The Daughter of Apollo
Chapter 6
“Bella, I don’t like you’re newfound friends,” Angela said to me the minute I was alone. We were on our way to our next lesson, Biology. It was pouring with rain and we had about five minutes before the bell rings again, so we were sheltering underneath the excess roof of the Arts building.
“You mean Jasper and his family?” I shook the water from my new jacket; it was the cheap raincoat kind that I bought from Thriftway at the same time as my toothbrush. Shaking the water out, though, was a pointless gesture since it was bound to get wet again. “What’s wrong with them being my friends?”
“There’s just something wrong with them, Bella.” A faraway look graced Angela’s face, her gray eyes focusing on something I cannot see. “When they moved here two years ago, I knew the minute I laid eyes on them that they weren’t normal.”
I looked at her oddly. “What do you mean not normal?” Moreover, the term ‘normal’ was a foreign concept to me.
“It’s just a vibe that I get, Bella. You haven’t been here long enough to know them like I do, but…” Angela cringed. “Look, there’s something weird going on with that family. It’s dangerous to mingle with them. Have you noticed their eyes? It’s got a strange glint to it – doesn’t it remind you of a predator… of amonster?”
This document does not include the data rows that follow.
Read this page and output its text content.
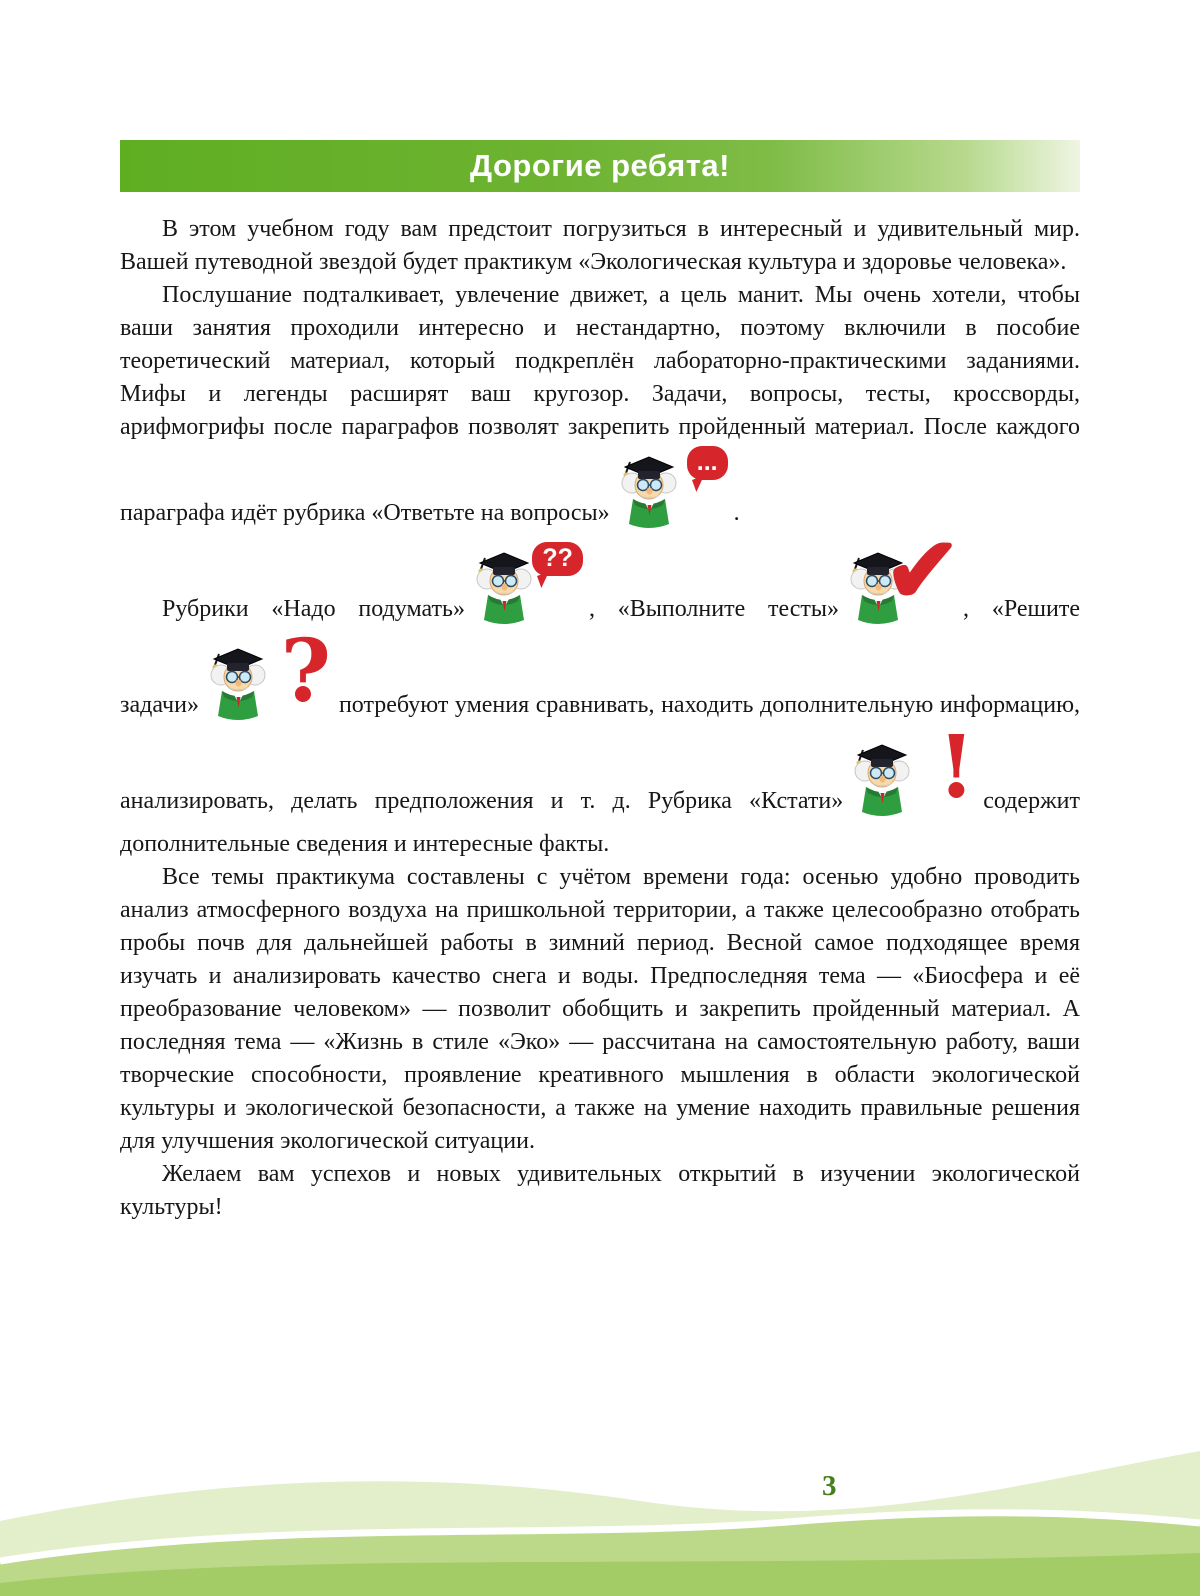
Дорогие ребята!

В этом учебном году вам предстоит погрузиться в интересный и удивительный мир. Вашей путеводной звездой будет практикум «Экологическая культура и здоровье человека».

Послушание подталкивает, увлечение движет, а цель манит. Мы очень хотели, чтобы ваши занятия проходили интересно и нестандартно, поэтому включили в пособие теоретический материал, который подкреплён лабораторно-практическими заданиями. Мифы и легенды расширят ваш кругозор. Задачи, вопросы, тесты, кроссворды, арифмогрифы после параграфов позволят закрепить пройденный материал. После каждого параграфа идёт рубрика «Ответьте на вопросы»
...
.

Рубрики «Надо подумать»
??
, «Выполните тесты» ✔ , «Решите задачи» ? потребуют умения сравнивать, находить дополнительную информацию, анализировать, делать предположения и т. д. Рубрика «Кстати» ! содержит дополнительные сведения и интересные факты.

Все темы практикума составлены с учётом времени года: осенью удобно проводить анализ атмосферного воздуха на пришкольной территории, а также целесообразно отобрать пробы почв для дальнейшей работы в зимний период. Весной самое подходящее время изучать и анализировать качество снега и воды. Предпоследняя тема — «Биосфера и её преобразование человеком» — позволит обобщить и закрепить пройденный материал. А последняя тема — «Жизнь в стиле «Эко» — рассчитана на самостоятельную работу, ваши творческие способности, проявление креативного мышления в области экологической культуры и экологической безопасности, а также на умение находить правильные решения для улучшения экологической ситуации.

Желаем вам успехов и новых удивительных открытий в изучении экологической культуры!

3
The last word came out as a whisper.
I had noticed the bright topaz eyes of Jasper, and everyone else’s eyes for that matter. They did remind me of a predator. I must admit that Angela was right, but if Alice and her family were monsters, then how come they didn’t kill me the moment I sat with them for lunch? How come they haven’t killed Angela yet, who has lived in this town longer than the two years they’ve been here. In addition, Alice had the perfect opportunity while we were walking to the cafeteria to kill me, and so did Jasper during English class. For a monster, a class of fifteen plus a teacher was a piece of cake.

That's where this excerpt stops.